David O’Brien — who is the chief commercial officer of Ryanair — said that “The illogical decision of the Norwegian Government to introduce a flat rate environmentally unfriendly tax unfairly penalises passengers on efficient, green, airlines such as Ryanair in favour of passengers on high fare, half empty, gas guzzling airlines, and destroys the cost competitiveness of privately owned Oslo Rygge Airport in favour of the state owned Avinor monopoly. As a result, Ryanair has no choice but to close its Oslo Rygge base which will result in our Norwegian traffic being cut in half”, citing that “This is a black day for Oslo Rygge, for Norway and for Norwegian tourism.”

Summary

The government of Italy will supposedly review a decision to increase taxes on passenger in January of 2016 in response to the impact its tax will have on its airports.

I personally believe that countries should consider relaxing financial requirements for travelers who cross their borders, as it would stimulate visitors spending the money otherwise spent on taxes and fees for the products and services of local businesses, who in turn pay taxes on the income to both local and federal governments; and I believe that countries would benefit more in the long run as a result.

The world headquarters of Ryanair in Swords, Ireland. Photograph ©2014 by Brian Cohen.

 

  1. is $9 per ticket that much? Won’t both “low cost” & “high cost” airlines both be forced to pay it…so affects all airlines equally? Or does this hurt their smoke and mirrors advertising strategy of start low and sell add ons?

    1. @shaun – They do have some fares that start around $11 (actually Oslo to Riga starts at only $6) so this tax would add significantly to the cost of those flights.

  2. well, considering that the “real” cost of Ryanair tickets isn’t all that much lower than any other carrier, as they charge for everything, even water on board (!), this is a bunch of BS. The equivalent in the USA would be Spirit airlines, except Ryanair is worse in just about every way. For a while they were even planning to charge for using the bathrooms!
    $9 isn’t that much. “unfairly penalises passengers on efficient, green, airlines such as Ryanair in favour of passengers on high fare, half empty, gas guzzling airlines”. This cracked me up. Every single passenger will pay the same amount, so it does not penalize Ryanair passengers. “Green airlines”? There is no such thing, they all burn fossil fuels. I’m skeptical that Ryanair uses the most fuel-efficient aircraft, since they are not flying Dreamliners or such modern aircraft. That fares on other carriers are higher than on Ryanair has nothing at all to do with this tax. This is classic spin-doctoring, but it’s not very skillful. I doubt they’ll fool anybody.
    Good for the Norwegian government to not give in to the scum that runs Ryanair.

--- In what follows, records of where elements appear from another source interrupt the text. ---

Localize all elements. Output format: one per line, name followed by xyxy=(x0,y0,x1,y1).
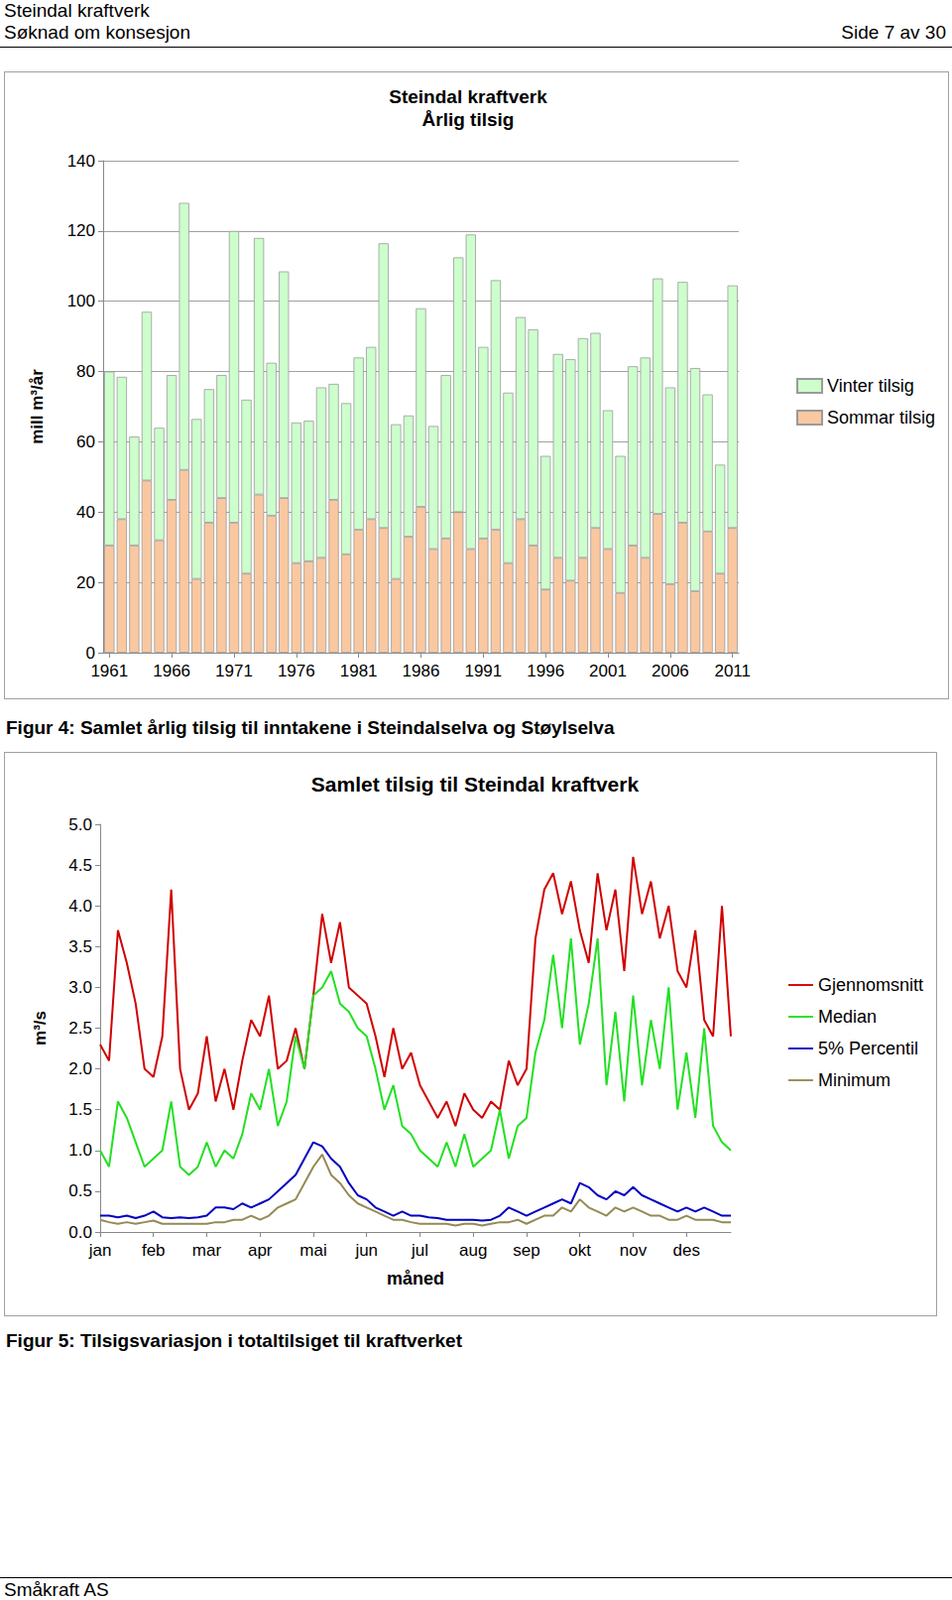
svg-text:Årlig tilsig: Årlig tilsig xyxy=(422,109,515,130)
html-text:Figur 5: Tilsigsvariasjon i to: Figur 5: Tilsigsvariasjon i totaltilsige… xyxy=(5,1329,463,1351)
html-text:Steindal kraftverk: Steindal kraftverk xyxy=(3,0,150,21)
svg-text:sep: sep xyxy=(512,1240,540,1260)
svg-text:5.0: 5.0 xyxy=(68,815,93,834)
html-text:Småkraft AS: Småkraft AS xyxy=(3,1578,109,1600)
svg-text:140: 140 xyxy=(67,151,96,171)
svg-text:aug: aug xyxy=(459,1240,487,1260)
svg-text:1.0: 1.0 xyxy=(68,1140,93,1160)
svg-text:0.0: 0.0 xyxy=(68,1222,93,1242)
svg-text:måned: måned xyxy=(386,1268,445,1289)
svg-text:apr: apr xyxy=(247,1240,273,1260)
svg-text:Vinter tilsig: Vinter tilsig xyxy=(827,375,915,396)
svg-text:feb: feb xyxy=(141,1240,166,1260)
svg-text:mar: mar xyxy=(192,1240,223,1260)
svg-text:Steindal kraftverk: Steindal kraftverk xyxy=(388,86,548,108)
svg-text:jan: jan xyxy=(88,1240,113,1260)
svg-text:Gjennomsnitt: Gjennomsnitt xyxy=(818,974,924,995)
html-text:Figur 4: Samlet årlig tilsig t: Figur 4: Samlet årlig tilsig til inntake… xyxy=(5,716,615,738)
svg-text:2001: 2001 xyxy=(589,661,627,681)
html-text:Side 7 av 30: Side 7 av 30 xyxy=(841,21,947,43)
svg-text:1981: 1981 xyxy=(340,661,378,681)
svg-text:1996: 1996 xyxy=(526,661,565,681)
svg-text:20: 20 xyxy=(76,573,96,593)
svg-text:okt: okt xyxy=(568,1240,592,1260)
svg-text:3.0: 3.0 xyxy=(68,977,93,997)
svg-text:60: 60 xyxy=(76,432,96,452)
svg-text:1.5: 1.5 xyxy=(68,1099,93,1119)
svg-text:mai: mai xyxy=(299,1240,327,1260)
svg-text:des: des xyxy=(673,1240,701,1260)
svg-text:Minimum: Minimum xyxy=(818,1070,891,1090)
svg-text:1976: 1976 xyxy=(277,661,316,681)
svg-text:2.0: 2.0 xyxy=(68,1059,93,1078)
svg-text:Median: Median xyxy=(818,1006,877,1027)
svg-text:120: 120 xyxy=(67,221,96,240)
html-text:Søknad om konsesjon: Søknad om konsesjon xyxy=(3,21,191,43)
svg-text:1991: 1991 xyxy=(464,661,502,681)
svg-text:Samlet tilsig til Steindal kra: Samlet tilsig til Steindal kraftverk xyxy=(311,772,640,796)
svg-text:jun: jun xyxy=(354,1240,378,1260)
svg-text:2011: 2011 xyxy=(714,661,751,681)
svg-text:1961: 1961 xyxy=(90,661,128,681)
svg-text:2.5: 2.5 xyxy=(68,1018,93,1038)
svg-text:5% Percentil: 5% Percentil xyxy=(818,1038,919,1059)
svg-text:3.5: 3.5 xyxy=(68,937,93,956)
svg-text:1971: 1971 xyxy=(215,661,253,681)
svg-text:m³/s: m³/s xyxy=(30,1010,50,1046)
svg-text:4.5: 4.5 xyxy=(68,855,93,875)
svg-text:jul: jul xyxy=(410,1240,429,1260)
svg-text:100: 100 xyxy=(67,291,96,311)
svg-text:4.0: 4.0 xyxy=(68,896,93,916)
svg-text:1986: 1986 xyxy=(402,661,441,681)
svg-text:0.5: 0.5 xyxy=(68,1181,93,1200)
svg-text:mill m³/år: mill m³/år xyxy=(27,368,47,445)
svg-text:1966: 1966 xyxy=(152,661,191,681)
svg-text:nov: nov xyxy=(619,1240,648,1260)
svg-text:2006: 2006 xyxy=(651,661,690,681)
svg-text:40: 40 xyxy=(76,502,96,522)
svg-text:0: 0 xyxy=(86,643,96,663)
svg-text:Sommar tilsig: Sommar tilsig xyxy=(827,407,936,428)
svg-text:80: 80 xyxy=(76,361,96,381)
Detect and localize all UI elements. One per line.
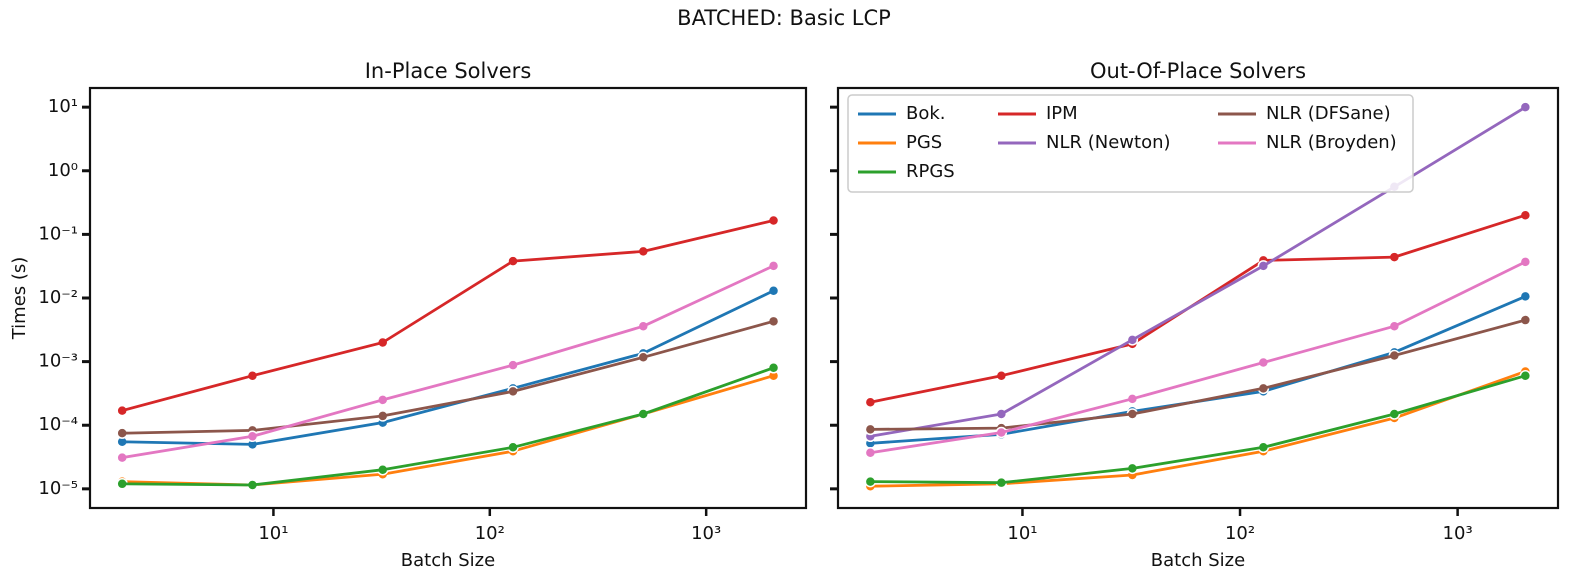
x-tick-label: 10¹	[1007, 523, 1037, 544]
series-line	[870, 260, 1527, 455]
y-tick-label: 10⁻³	[38, 351, 78, 372]
legend-label: NLR (Broyden)	[1266, 132, 1397, 153]
legend: Bok. PGS RPGS IPM NLR (Newton) NLR (DFSane) NL…	[847, 94, 1414, 193]
legend-label: PGS	[906, 132, 942, 153]
series-line	[121, 219, 774, 412]
point-marker	[767, 285, 780, 297]
y-tick-label: 10⁻¹	[38, 223, 78, 244]
series-line	[121, 264, 775, 459]
series-line	[870, 370, 1526, 488]
x-tick-label: 10²	[475, 523, 505, 544]
y-tick-label: 10⁻²	[38, 287, 78, 308]
x-tick-label: 10³	[691, 523, 721, 544]
series-line	[870, 318, 1526, 431]
series-line	[122, 366, 774, 487]
panel-title: In-Place Solvers	[365, 59, 532, 83]
legend-label: Bok.	[906, 103, 946, 124]
x-tick-label: 10¹	[258, 523, 288, 544]
legend-label: IPM	[1046, 103, 1078, 124]
plot-frame	[836, 86, 1560, 510]
series-line	[870, 106, 1527, 438]
x-tick-label: 10³	[1443, 523, 1473, 544]
y-axis-label: Times (s)	[9, 257, 30, 341]
legend-label: NLR (DFSane)	[1266, 103, 1391, 124]
y-tick-label: 10⁻⁵	[38, 478, 78, 499]
y-tick-label: 10⁻⁴	[38, 414, 78, 435]
figure-title: BATCHED: Basic LCP	[677, 6, 891, 30]
series-line	[122, 319, 774, 435]
point-marker	[767, 260, 780, 272]
x-axis-label: Batch Size	[1151, 550, 1245, 571]
point-marker	[767, 362, 780, 374]
x-axis-label: Batch Size	[401, 550, 495, 571]
y-tick-label: 10¹	[48, 96, 78, 117]
y-tick-label: 10⁰	[48, 160, 78, 181]
plot-frame	[88, 86, 808, 510]
legend-label: RPGS	[906, 161, 955, 182]
series-line	[870, 374, 1526, 485]
legend-label: NLR (Newton)	[1046, 132, 1171, 153]
series-line	[870, 295, 1526, 445]
legend-box	[847, 94, 1414, 193]
series-line	[122, 289, 775, 446]
x-tick-label: 10²	[1225, 523, 1255, 544]
panel-title: Out-Of-Place Solvers	[1090, 59, 1306, 83]
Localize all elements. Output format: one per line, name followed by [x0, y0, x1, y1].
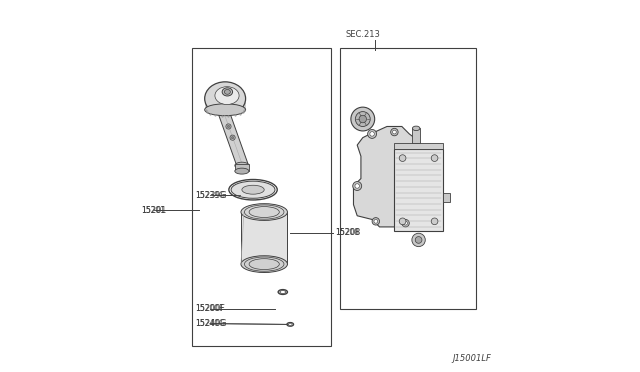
Circle shape: [230, 135, 235, 140]
Ellipse shape: [215, 87, 239, 105]
Circle shape: [226, 124, 231, 129]
Ellipse shape: [287, 323, 294, 326]
Circle shape: [415, 237, 422, 243]
Ellipse shape: [235, 162, 249, 169]
Text: J15001LF: J15001LF: [452, 354, 491, 363]
Circle shape: [412, 233, 425, 247]
Ellipse shape: [231, 181, 275, 198]
Bar: [241, 212, 287, 264]
Circle shape: [374, 219, 378, 223]
Circle shape: [370, 132, 374, 136]
Bar: [412, 128, 420, 143]
Circle shape: [355, 112, 370, 126]
Ellipse shape: [222, 88, 232, 96]
Text: 15200F: 15200F: [195, 304, 225, 313]
Bar: [394, 149, 443, 231]
Circle shape: [402, 219, 410, 227]
Circle shape: [431, 155, 438, 161]
Ellipse shape: [280, 291, 285, 294]
Bar: [443, 193, 450, 202]
Text: 15239G: 15239G: [195, 191, 225, 200]
Circle shape: [367, 129, 376, 138]
Text: 15240G: 15240G: [195, 319, 225, 328]
Bar: [235, 164, 249, 171]
Circle shape: [404, 221, 408, 225]
Text: 15200F: 15200F: [195, 304, 224, 313]
Circle shape: [355, 184, 360, 188]
Text: 15201: 15201: [141, 206, 166, 215]
Circle shape: [353, 182, 362, 190]
Ellipse shape: [412, 126, 420, 131]
Text: 15201: 15201: [141, 206, 166, 215]
Ellipse shape: [289, 324, 292, 325]
Ellipse shape: [235, 168, 249, 174]
Ellipse shape: [278, 289, 287, 295]
Ellipse shape: [241, 256, 287, 272]
Circle shape: [390, 128, 398, 136]
Bar: [340, 48, 476, 309]
Circle shape: [227, 125, 230, 128]
Ellipse shape: [205, 104, 246, 116]
Text: 15240G: 15240G: [195, 319, 227, 328]
Circle shape: [431, 218, 438, 225]
Text: 15239G: 15239G: [195, 191, 227, 200]
Circle shape: [351, 107, 374, 131]
Polygon shape: [219, 115, 248, 166]
Polygon shape: [353, 126, 417, 227]
Bar: [205, 96, 246, 110]
Text: SEC.213: SEC.213: [346, 30, 380, 39]
Text: 15208: 15208: [335, 228, 359, 237]
Ellipse shape: [205, 82, 246, 115]
Bar: [394, 143, 443, 149]
Ellipse shape: [241, 204, 287, 220]
Ellipse shape: [242, 185, 264, 194]
Circle shape: [232, 137, 234, 139]
Bar: [191, 48, 331, 346]
Circle shape: [392, 130, 396, 134]
Circle shape: [359, 115, 367, 123]
Circle shape: [399, 218, 406, 225]
Ellipse shape: [225, 89, 230, 94]
Circle shape: [372, 218, 380, 225]
Text: 15208: 15208: [335, 228, 360, 237]
Circle shape: [399, 155, 406, 161]
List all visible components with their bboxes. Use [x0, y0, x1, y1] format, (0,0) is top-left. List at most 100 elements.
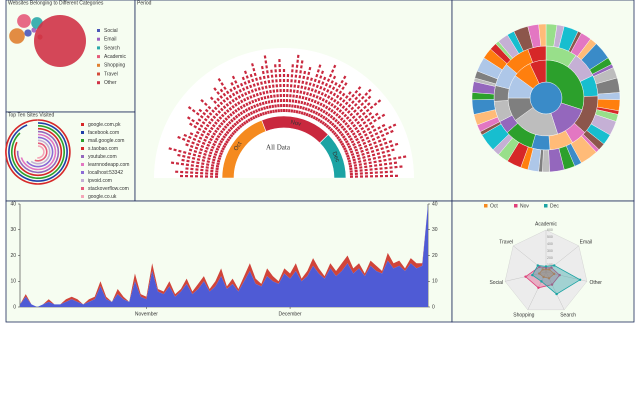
axis-label: Social [489, 280, 503, 286]
y2-tick-label: 30 [432, 227, 438, 233]
day-column [166, 146, 221, 163]
day-column [331, 94, 373, 134]
day-column [349, 161, 400, 171]
panel-title: Top Ten Sites Visited [8, 112, 54, 118]
day-column [346, 142, 401, 161]
legend-label: Dec [550, 203, 559, 209]
day-column [179, 158, 220, 168]
day-column [216, 76, 249, 124]
legend-swatch [97, 46, 100, 50]
legend-label: Oct [490, 203, 498, 209]
day-column [273, 62, 280, 113]
legend-swatch [97, 55, 100, 59]
radar-point [550, 266, 553, 269]
legend-label: ipvoid.com [88, 178, 112, 184]
day-column [321, 91, 347, 125]
month-label: Nov [290, 120, 302, 128]
day-column [325, 84, 363, 129]
legend-label: Social [104, 28, 118, 34]
legend-swatch [81, 179, 84, 182]
bubble [31, 27, 37, 33]
radar-point [531, 273, 534, 277]
day-column [344, 129, 396, 153]
day-column [343, 122, 399, 151]
radar-area [531, 265, 581, 295]
day-column [349, 174, 400, 178]
radar-point [552, 272, 556, 276]
day-column [218, 87, 247, 125]
day-column [230, 73, 256, 120]
day-column [168, 161, 219, 171]
day-column [345, 136, 388, 156]
area [20, 204, 428, 307]
day-column [196, 107, 234, 138]
day-column [307, 74, 327, 118]
day-column [340, 124, 377, 146]
day-column [285, 72, 290, 113]
radar-point [558, 273, 561, 277]
axis-label: Email [580, 239, 593, 245]
radar-point [540, 280, 543, 283]
month-label: Dec [331, 151, 341, 163]
legend-swatch [81, 123, 84, 126]
r-tick-label: 500 [547, 235, 553, 239]
bubble [34, 15, 86, 67]
day-column [249, 71, 265, 116]
legend-swatch [81, 163, 84, 166]
day-column [212, 85, 245, 127]
radar-point [555, 292, 558, 296]
day-column [173, 170, 219, 176]
day-column [346, 139, 395, 158]
day-column [348, 155, 409, 168]
legend-label: Travel [104, 71, 118, 77]
month-label: Oct [233, 141, 243, 152]
day-column [186, 147, 222, 161]
x-tick-label: November [135, 311, 158, 317]
radar-point [536, 264, 539, 267]
day-column [341, 122, 388, 149]
day-column [337, 111, 381, 142]
r-tick-label: 100 [547, 263, 553, 267]
day-column [208, 95, 241, 130]
day-column [198, 97, 237, 134]
y-tick-label: 20 [10, 253, 16, 259]
y2-tick-label: 20 [432, 253, 438, 259]
r-tick-label: 400 [547, 242, 553, 246]
axis-label: Travel [499, 239, 513, 245]
day-column [241, 74, 261, 118]
day-column [183, 167, 219, 173]
day-column [300, 75, 314, 115]
radar-point [550, 283, 554, 286]
day-column [183, 142, 222, 158]
day-column [305, 68, 325, 117]
radar-point [537, 286, 540, 289]
legend-swatch [544, 204, 548, 208]
y2-tick-label: 40 [432, 201, 438, 207]
day-column [215, 96, 243, 129]
legend-swatch [97, 63, 100, 67]
panel-title: Period [137, 0, 152, 6]
radar-point [578, 278, 582, 281]
legend-swatch [81, 195, 84, 198]
day-column [278, 57, 283, 113]
day-column [334, 98, 383, 138]
legend-swatch [484, 204, 488, 208]
day-column [323, 89, 353, 127]
sunburst-segment [538, 23, 547, 47]
axis-label: Shopping [513, 313, 534, 319]
y-tick-label: 10 [10, 279, 16, 285]
day-column [319, 80, 349, 124]
radar-point [524, 275, 527, 278]
legend-swatch [81, 171, 84, 174]
day-column [260, 63, 273, 114]
center-label: All Data [266, 144, 291, 152]
r-tick-label: 200 [547, 256, 553, 260]
radar-point [537, 272, 541, 275]
day-column [195, 117, 231, 142]
radar-point [548, 268, 551, 271]
day-column [203, 107, 235, 136]
day-column [317, 73, 348, 123]
x-tick-label: December [279, 311, 302, 317]
day-column [290, 52, 300, 113]
day-column [298, 64, 312, 115]
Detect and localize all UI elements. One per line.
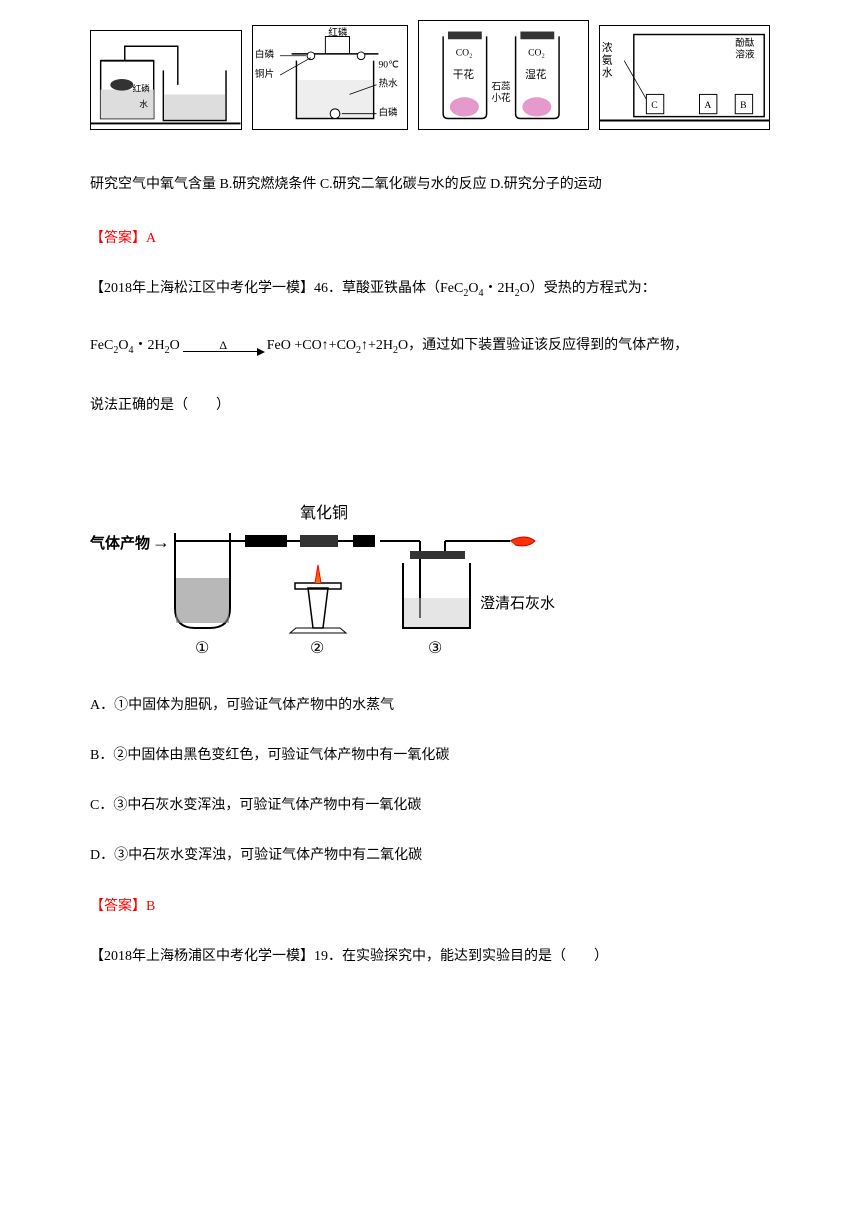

  3. I admit that I’m not a fan of the new tax. That aside, how is Ryanair being forced to do anything, Brian?

  4. Let me make a suggestion: next time, don’t use Ryanair’s crappy marketing, and post your own opinion about it. This is actually what readers are expecting from a travel blogger. Ryanair clearly isn’t forced to shut anything. I’m pretty sure a little research will find other airports/countries with taxes just as high (they’re flying to the UK right?).

    I flew Ryanair twice, and actually got away with a 0$+tax ticket to Spain. No extra fees.